Sedgwick suggested that Underwood work with Samuel Cate Prescott, then an instructor in MIT’s Department of Biology. Prescott and Underwood got together every afternoon to work on the spoilage problem. They began by looking at canned clams, and their studies, conducted over several years, established a scientific approach to canning and food preservation that is still used today.

Their efforts also laid the groundwork for the formation of MIT’s Department of Food Technology in 1945 (the department was disbanded in 1988). Prescott, who later studied topics such as the chemistry of coffee and diseases of the banana plant, is known as the founder of modern food technology at MIT and went on to become the first dean of MIT’s School of Science.

Preventing spoilage

Underwood and Prescott took a rigorous approach to their canning studies, and found that the source of spoilage in canned clams was a type of bacteria that formed very heat-resistant spores, able to survive standard processing. Furthermore, they discovered that such spores could be killed easily by raising the temperature to 250 degrees Fahrenheit for 10 minutes.

They went on to study other canned products, including peas, corn, spinach, tomatoes, sardines and other canned fish. The pair identified several types of bacteria that can spoil food, and they developed successful methods for preventing such spoilage, tailored to the contents and size of the container.
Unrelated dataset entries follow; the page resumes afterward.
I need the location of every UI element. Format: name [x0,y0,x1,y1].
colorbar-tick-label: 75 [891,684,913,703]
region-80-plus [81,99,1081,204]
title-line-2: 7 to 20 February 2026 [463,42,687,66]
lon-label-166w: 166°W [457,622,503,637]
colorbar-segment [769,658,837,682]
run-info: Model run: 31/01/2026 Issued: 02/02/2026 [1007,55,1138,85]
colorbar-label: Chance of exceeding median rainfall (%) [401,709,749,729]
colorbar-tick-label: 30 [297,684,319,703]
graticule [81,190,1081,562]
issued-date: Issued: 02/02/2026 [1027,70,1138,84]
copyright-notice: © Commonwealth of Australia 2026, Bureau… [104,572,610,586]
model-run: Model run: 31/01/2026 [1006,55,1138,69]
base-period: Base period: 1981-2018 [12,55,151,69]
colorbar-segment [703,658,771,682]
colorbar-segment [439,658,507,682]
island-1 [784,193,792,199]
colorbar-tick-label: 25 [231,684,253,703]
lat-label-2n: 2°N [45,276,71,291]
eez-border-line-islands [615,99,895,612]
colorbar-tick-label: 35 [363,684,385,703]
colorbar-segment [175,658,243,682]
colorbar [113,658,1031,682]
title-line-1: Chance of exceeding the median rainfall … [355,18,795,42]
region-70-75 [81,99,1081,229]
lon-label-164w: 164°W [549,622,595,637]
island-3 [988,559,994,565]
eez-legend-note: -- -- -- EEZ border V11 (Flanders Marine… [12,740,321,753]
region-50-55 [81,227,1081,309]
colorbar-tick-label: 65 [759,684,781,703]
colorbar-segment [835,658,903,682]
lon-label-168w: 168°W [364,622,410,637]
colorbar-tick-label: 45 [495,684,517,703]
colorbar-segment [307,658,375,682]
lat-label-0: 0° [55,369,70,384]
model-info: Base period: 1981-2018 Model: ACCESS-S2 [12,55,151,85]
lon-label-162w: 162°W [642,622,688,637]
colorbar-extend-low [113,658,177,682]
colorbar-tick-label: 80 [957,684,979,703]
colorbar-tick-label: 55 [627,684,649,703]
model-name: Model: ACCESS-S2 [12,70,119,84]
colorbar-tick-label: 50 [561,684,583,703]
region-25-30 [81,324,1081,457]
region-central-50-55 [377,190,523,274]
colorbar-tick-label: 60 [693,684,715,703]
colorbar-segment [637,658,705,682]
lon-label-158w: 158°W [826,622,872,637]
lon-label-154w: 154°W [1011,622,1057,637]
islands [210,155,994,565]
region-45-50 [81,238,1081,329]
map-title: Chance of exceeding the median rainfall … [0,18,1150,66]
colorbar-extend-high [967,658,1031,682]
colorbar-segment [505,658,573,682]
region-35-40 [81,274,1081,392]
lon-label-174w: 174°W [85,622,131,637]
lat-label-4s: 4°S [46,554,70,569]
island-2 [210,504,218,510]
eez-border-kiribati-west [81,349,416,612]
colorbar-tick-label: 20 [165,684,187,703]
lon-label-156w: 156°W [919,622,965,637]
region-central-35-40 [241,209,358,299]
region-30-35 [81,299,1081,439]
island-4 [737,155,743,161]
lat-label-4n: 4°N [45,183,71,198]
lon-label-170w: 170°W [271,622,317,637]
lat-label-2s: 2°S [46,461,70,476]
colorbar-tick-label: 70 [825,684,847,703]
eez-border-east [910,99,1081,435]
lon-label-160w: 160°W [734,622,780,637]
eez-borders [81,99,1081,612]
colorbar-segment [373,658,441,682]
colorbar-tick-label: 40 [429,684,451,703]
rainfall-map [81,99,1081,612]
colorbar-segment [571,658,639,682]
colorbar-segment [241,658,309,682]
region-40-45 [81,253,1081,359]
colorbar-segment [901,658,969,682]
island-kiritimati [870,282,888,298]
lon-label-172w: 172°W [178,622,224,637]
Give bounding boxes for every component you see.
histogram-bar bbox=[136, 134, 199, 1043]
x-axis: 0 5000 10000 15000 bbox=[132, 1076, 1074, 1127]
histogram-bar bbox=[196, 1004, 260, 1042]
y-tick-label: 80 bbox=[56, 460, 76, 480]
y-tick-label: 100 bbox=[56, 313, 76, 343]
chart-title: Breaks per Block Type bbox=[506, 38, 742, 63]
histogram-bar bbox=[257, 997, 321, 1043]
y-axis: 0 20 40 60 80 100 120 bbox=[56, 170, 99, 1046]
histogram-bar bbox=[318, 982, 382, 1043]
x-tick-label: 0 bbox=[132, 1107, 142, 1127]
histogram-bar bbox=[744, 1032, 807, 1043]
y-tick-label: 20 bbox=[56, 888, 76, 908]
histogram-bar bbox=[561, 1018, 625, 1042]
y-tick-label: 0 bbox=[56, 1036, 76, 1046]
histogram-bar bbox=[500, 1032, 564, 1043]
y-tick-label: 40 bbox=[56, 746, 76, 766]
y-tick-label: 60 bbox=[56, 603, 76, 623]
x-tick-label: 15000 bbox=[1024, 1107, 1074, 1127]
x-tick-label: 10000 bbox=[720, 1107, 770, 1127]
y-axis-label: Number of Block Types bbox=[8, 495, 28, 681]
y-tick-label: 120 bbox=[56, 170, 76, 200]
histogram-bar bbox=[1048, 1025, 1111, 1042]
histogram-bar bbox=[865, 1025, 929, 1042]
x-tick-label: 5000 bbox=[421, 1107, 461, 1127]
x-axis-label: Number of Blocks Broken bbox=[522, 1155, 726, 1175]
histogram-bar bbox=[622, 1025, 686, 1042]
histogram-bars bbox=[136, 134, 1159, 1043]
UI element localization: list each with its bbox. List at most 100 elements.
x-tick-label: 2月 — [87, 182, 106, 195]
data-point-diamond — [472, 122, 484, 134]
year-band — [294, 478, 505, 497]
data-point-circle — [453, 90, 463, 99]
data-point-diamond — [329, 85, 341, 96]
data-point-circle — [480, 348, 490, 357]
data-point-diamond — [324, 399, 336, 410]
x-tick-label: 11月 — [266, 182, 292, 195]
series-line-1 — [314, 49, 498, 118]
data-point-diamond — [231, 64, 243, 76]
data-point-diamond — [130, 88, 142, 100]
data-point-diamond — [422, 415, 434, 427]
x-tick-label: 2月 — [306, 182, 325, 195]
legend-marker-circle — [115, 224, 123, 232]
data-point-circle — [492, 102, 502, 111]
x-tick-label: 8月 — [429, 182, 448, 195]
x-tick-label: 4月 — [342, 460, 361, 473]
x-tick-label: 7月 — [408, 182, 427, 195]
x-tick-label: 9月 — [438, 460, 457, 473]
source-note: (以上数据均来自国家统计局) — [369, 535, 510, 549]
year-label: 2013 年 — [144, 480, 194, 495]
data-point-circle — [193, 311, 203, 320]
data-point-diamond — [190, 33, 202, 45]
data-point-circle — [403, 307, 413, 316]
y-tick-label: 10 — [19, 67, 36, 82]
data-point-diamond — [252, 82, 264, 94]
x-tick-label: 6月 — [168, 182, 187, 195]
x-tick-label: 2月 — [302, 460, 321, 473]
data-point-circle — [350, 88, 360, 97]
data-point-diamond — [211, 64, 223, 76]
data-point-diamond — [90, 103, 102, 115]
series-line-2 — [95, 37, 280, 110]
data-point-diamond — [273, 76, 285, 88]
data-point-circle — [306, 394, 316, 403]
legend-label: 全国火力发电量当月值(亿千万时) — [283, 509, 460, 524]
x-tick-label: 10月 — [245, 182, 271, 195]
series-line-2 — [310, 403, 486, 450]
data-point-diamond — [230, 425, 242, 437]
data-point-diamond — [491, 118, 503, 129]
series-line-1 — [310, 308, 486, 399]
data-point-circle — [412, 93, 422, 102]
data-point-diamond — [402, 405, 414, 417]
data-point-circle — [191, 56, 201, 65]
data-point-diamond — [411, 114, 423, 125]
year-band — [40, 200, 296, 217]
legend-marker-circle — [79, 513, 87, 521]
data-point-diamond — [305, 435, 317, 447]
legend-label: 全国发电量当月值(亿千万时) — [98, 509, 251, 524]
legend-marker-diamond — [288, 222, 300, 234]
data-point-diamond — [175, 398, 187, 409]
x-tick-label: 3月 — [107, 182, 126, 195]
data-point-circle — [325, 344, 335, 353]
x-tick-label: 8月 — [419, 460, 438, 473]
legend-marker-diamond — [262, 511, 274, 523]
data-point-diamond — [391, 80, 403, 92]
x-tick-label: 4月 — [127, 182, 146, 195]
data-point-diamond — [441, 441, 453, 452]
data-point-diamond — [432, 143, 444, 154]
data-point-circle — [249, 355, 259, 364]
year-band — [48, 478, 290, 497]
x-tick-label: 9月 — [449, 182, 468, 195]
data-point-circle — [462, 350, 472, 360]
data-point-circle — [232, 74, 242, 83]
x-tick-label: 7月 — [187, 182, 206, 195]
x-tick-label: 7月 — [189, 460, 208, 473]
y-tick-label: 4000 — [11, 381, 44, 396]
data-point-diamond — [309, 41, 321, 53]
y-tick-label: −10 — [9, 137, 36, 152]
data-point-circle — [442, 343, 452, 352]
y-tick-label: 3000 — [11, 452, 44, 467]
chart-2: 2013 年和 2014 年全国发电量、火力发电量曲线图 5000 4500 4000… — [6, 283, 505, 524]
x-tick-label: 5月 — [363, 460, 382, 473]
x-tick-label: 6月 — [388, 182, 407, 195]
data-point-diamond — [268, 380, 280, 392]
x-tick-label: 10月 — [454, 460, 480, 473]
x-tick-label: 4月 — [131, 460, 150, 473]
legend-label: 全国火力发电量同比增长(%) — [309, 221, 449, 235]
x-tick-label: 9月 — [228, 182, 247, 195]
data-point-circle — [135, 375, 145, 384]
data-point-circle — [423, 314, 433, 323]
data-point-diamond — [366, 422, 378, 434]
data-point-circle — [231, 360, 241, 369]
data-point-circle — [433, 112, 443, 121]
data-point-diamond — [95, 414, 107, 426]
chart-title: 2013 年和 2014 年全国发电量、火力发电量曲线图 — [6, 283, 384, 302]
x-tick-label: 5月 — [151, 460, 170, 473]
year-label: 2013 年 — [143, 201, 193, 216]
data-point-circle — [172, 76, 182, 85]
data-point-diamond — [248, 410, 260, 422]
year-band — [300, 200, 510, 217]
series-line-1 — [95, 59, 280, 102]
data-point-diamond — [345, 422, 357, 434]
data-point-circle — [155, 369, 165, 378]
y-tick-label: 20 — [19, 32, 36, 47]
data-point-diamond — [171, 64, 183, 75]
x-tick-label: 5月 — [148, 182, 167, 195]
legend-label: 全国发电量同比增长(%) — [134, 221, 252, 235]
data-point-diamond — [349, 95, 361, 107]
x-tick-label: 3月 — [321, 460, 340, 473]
Prescott and Underwood discovered that in order to have a successful canning process, every point in the can had to be raised to the necessary temperature for the required length of time. To solve that problem, they incorporated engineering principles of heat transfer into their research. By carefully placing thermometers in different parts of the can, and mapping the temperature rise over time for different foods, they were able to establish a general approach to safe canning.

Neither of the scientists, nor the William Underwood Company, filed for patents on their methods, which they hoped would improve food safety for all consumers.

The work was especially groundbreaking considering that the term “microbe” had been coined only 20 years earlier, according to Samuel A. Goldblith, MIT professor emeritus of food science. At first, Underwood and Prescott had trouble convincing canners that their spoilage problems were caused by microorganisms invisible to the naked eye, Goldblith wrote in his history of food technology research at MIT, Of Microbes and Molecules (Food & Nutrition Press, 1995). It also introduced an engineering concept into scientific research.

Their work eventually succeeded in transforming canning from “an art based on experience to a technology based on science,” according to Goldblith. “The results and conclusions are as valid today as they were when the work was done.”

“From MIT’s perspective their collaboration was a seminal event,” says Steven Tannenbaum, an MIT professor of toxicology and chemistry who holds a chair named for Prescott and Underwood. “It reinforced the MIT motto of ‘mens et manus’ and established that industry and academia could be partners in discovery and development.”